Schwächere Einzelerzählungen
Zudem sind die einzelnen Geschichten trotz all der Drastik für sich teils nicht sonderlich spannend. Bestes Beispiel: Die Erzählung von Amaruq. Wie die ausgeht weiß man früh, Spannung aufs Ende fällt also schon mal aus. Doch auch geistige innere Spannung, wie sie ähnliche Geschichten (Moby Dick als großes Vorbild) erzeugen konnten, kommt kaum auf. Zu sehr merkt man der Geschichte an, dass sie als Parallele zum Kampf des Protagonisten gedacht ist, zu monoton bleibt sie.

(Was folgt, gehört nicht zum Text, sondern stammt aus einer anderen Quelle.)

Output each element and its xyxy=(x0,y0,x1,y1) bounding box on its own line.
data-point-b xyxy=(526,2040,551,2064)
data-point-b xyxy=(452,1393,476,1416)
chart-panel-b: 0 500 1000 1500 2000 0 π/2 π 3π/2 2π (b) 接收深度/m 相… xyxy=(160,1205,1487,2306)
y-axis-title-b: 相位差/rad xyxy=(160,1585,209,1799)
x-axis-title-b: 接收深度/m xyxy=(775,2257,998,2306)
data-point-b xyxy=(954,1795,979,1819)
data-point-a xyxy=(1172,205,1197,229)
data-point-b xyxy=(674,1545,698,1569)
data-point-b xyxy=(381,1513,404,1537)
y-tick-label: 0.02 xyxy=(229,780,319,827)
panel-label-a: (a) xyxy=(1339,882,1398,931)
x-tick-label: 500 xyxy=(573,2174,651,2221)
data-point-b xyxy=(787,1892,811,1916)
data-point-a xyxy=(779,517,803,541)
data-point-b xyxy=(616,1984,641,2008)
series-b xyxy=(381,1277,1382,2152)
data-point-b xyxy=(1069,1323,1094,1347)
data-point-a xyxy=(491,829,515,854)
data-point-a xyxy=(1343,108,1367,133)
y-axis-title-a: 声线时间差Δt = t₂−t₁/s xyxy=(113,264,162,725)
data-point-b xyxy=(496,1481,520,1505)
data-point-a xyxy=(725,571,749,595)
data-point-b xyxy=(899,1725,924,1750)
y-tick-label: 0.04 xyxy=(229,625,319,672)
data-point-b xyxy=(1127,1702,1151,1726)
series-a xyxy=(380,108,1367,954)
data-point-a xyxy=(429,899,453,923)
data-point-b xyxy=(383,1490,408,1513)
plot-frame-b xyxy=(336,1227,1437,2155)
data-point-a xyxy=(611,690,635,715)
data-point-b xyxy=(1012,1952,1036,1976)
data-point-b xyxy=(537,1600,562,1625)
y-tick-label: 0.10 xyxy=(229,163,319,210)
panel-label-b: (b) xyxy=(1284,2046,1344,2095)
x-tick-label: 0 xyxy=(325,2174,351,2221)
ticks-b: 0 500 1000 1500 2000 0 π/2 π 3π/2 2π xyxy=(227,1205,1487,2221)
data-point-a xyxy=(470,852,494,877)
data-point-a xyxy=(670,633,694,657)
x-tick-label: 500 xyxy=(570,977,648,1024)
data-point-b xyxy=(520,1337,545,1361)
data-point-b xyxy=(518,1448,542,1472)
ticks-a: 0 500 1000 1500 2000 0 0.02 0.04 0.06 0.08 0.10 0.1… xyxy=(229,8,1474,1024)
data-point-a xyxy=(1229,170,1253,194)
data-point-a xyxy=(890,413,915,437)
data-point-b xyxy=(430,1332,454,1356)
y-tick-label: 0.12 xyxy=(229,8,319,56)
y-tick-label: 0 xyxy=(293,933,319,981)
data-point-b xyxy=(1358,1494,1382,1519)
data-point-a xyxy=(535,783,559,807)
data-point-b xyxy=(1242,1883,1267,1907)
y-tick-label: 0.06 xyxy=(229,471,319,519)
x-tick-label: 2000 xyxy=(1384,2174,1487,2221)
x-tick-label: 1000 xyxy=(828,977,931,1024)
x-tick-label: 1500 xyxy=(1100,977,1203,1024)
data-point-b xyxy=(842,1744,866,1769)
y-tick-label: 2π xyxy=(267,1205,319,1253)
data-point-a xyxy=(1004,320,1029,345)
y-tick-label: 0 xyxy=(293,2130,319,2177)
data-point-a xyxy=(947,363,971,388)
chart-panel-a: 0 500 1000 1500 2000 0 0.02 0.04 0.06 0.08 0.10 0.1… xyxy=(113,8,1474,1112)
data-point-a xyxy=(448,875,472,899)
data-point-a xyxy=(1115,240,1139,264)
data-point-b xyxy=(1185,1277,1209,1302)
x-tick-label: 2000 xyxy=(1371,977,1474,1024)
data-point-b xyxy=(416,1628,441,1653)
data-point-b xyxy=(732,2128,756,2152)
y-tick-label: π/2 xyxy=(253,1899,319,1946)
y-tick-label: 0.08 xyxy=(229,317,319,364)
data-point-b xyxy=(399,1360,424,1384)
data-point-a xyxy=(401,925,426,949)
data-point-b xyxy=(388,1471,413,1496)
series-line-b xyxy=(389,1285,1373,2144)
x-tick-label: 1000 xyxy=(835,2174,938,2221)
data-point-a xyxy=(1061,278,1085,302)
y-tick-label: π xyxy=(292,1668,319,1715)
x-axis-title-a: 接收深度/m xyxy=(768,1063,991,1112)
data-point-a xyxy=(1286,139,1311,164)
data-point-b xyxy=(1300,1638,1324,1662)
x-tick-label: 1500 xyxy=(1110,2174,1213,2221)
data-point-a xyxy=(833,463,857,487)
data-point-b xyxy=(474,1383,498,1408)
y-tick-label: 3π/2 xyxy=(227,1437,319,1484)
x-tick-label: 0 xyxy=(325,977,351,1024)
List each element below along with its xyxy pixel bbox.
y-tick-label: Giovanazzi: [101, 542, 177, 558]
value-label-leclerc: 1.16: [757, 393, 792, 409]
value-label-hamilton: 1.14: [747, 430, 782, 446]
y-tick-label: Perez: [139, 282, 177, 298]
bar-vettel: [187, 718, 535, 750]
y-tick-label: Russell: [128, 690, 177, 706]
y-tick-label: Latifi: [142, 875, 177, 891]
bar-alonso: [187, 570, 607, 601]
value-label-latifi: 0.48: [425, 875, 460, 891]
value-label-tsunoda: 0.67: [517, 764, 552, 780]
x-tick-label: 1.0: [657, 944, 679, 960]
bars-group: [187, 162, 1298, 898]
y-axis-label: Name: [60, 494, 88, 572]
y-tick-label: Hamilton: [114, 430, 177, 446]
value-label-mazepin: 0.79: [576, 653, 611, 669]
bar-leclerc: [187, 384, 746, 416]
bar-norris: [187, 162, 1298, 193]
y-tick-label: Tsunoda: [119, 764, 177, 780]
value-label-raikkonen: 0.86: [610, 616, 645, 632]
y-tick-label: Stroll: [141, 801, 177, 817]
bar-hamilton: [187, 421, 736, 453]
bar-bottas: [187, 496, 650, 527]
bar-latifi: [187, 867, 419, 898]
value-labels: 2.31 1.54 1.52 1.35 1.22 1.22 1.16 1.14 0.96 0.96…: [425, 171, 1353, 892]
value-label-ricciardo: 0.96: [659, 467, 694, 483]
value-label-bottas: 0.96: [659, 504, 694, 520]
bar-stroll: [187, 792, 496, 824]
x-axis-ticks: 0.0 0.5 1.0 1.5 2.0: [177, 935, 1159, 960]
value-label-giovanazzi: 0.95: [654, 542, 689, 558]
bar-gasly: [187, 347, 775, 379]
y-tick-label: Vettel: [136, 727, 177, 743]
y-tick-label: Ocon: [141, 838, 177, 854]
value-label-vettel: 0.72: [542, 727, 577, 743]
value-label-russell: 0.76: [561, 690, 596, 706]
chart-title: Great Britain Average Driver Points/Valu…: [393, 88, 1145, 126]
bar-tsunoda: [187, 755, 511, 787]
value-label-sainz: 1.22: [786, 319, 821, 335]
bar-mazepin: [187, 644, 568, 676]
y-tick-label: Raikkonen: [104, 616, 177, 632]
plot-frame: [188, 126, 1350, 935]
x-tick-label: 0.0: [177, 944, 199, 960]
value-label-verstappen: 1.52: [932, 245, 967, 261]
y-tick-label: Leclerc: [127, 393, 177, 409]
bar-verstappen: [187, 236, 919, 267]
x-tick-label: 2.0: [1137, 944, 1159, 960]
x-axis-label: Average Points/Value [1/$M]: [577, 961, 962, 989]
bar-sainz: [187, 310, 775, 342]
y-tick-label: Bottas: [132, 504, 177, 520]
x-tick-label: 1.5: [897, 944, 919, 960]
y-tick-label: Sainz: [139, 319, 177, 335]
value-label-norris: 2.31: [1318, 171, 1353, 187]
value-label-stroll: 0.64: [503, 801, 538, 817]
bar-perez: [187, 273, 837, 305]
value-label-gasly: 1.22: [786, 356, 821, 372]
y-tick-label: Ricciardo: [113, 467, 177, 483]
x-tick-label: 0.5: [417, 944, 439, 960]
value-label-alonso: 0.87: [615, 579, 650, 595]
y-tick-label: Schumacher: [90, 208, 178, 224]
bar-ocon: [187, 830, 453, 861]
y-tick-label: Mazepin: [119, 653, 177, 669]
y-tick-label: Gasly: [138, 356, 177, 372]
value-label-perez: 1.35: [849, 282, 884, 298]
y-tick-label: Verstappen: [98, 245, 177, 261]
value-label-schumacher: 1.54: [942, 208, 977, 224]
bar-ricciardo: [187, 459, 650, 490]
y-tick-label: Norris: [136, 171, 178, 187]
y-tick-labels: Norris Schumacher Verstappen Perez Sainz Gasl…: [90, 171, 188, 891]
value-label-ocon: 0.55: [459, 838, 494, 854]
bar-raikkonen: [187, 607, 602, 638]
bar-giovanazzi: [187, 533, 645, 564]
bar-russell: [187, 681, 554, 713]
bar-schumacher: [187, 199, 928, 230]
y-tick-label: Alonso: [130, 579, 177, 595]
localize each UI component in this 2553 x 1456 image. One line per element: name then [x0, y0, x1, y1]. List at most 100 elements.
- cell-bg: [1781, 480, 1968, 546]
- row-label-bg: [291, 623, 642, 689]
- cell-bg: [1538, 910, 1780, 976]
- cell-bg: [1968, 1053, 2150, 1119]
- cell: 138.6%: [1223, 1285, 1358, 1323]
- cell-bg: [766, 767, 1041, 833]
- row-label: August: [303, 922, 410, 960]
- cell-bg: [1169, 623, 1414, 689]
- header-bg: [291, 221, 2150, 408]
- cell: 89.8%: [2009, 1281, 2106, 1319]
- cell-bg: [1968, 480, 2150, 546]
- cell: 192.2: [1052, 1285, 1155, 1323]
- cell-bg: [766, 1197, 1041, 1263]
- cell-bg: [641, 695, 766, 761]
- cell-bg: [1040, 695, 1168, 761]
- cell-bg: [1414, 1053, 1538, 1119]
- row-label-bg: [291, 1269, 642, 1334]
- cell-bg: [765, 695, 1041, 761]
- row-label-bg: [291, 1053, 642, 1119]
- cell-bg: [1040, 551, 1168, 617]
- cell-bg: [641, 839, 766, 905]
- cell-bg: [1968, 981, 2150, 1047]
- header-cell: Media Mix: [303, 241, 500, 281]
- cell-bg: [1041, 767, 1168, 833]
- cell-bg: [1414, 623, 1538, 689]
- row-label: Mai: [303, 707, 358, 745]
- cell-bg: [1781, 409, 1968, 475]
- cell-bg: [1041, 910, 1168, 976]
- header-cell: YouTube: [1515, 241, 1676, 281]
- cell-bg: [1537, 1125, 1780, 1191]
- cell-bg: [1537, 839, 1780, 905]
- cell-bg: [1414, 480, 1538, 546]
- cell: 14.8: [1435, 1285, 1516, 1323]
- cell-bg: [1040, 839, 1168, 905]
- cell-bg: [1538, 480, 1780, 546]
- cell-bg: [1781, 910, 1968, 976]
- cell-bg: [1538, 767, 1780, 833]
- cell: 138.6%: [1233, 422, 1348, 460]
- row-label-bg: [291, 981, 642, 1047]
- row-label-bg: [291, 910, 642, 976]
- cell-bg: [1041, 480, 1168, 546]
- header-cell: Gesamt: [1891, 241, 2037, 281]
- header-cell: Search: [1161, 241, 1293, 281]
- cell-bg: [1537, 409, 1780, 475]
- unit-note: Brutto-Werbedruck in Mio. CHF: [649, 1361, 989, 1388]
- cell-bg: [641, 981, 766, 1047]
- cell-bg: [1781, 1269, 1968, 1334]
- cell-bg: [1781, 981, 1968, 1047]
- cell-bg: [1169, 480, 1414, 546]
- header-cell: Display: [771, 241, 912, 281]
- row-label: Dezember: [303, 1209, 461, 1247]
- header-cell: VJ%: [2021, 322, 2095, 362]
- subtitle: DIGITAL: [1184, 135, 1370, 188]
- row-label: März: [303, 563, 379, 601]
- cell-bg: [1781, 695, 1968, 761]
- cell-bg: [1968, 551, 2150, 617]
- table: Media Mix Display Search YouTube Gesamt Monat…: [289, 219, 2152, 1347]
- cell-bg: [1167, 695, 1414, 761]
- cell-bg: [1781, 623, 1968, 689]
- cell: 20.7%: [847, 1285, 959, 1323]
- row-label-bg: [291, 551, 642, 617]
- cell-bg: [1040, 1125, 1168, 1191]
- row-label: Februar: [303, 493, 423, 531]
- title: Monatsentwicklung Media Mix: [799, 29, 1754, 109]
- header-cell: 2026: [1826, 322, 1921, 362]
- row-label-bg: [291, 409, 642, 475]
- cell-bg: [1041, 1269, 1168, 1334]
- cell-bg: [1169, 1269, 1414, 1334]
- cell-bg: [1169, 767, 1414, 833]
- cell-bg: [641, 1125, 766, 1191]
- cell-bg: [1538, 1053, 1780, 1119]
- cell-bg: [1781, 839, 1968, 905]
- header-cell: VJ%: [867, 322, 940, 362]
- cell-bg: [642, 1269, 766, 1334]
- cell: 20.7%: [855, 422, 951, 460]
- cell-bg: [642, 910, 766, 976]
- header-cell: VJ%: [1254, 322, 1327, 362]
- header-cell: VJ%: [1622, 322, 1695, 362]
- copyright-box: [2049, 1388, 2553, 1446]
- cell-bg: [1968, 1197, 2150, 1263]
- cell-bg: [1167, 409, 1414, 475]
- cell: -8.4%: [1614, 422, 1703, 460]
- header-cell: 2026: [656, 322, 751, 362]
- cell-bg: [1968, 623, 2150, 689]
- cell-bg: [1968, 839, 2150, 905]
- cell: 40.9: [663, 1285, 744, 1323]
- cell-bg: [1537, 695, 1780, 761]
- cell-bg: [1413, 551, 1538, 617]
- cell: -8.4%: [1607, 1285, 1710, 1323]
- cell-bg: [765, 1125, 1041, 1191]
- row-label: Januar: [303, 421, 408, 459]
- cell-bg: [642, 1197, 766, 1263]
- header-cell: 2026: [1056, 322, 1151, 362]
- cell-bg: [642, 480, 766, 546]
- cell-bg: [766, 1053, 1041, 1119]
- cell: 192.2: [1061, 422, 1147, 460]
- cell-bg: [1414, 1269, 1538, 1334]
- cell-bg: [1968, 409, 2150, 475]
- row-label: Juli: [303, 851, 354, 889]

Als sei das nicht genug, wirkt auch das Mexico-City von Der Wilde relativ leblos, wie eine Kulisse für die gewaltvolle Handlung, die kaum von mehr Figuren bevölkert wird, als es braucht, die Geschichte abzuspulen. Das mag auch mit der sprachlichen Gestaltung zu tun haben: Wie viel lebendiger etwa das Mexiko aus Die Wilden Detektive Roberto Bolanos, obwohl der Roman, was die Kontrolle über den Stoff betrifft, doch einige Probleme mit Der Wilde teilt.
Vorgeschobene Unbezähmbarkeit?
Der Wilde ist nicht gänzlich unlesenswert, die Thematik an sich trägt schon halbwegs durch das Buch. Ein zweites Mal lesen wird man den Roman aber kaum wollen. Einem weniger bekannten Autor hätte man den Text vielleicht auf ein höheres Niveau zurechtlektoriert. So aber bleibt der Eindruck eines Chaos, das von seinem Schöpfer nicht annähernd beherrscht wird. Eine beliebte Ausrede für diese Art von ungefiltertem Naturalismus: Genauso sei eben die Welt. Und Der Wilde unterstreicht das noch, indem er von Versuchen erzählt, das Unbezähmbare zu zähmen. Dieser Text, scheint der Roman zu sagen, ist eben auch so ein Unbezähmbarer. Pustekuchen. Von morgens bis abends mit einer Kamera durch die Welt zu laufen macht noch keinen guten Film. Das dürfte ein Regisseur vom Format Arriagas wissen. Und: Natürlich ist das Chaos von Der Wilde fingiert. Der Unterschied zwischen einem großen Roman wie Gespräch in der „Kathedrale“ oder 2666 und Der Wilde bemisst sich darin, wie sehr sich das fingierte Chaos zu einem trotzdem ästhetisch ansprechenden Ganzen fügt.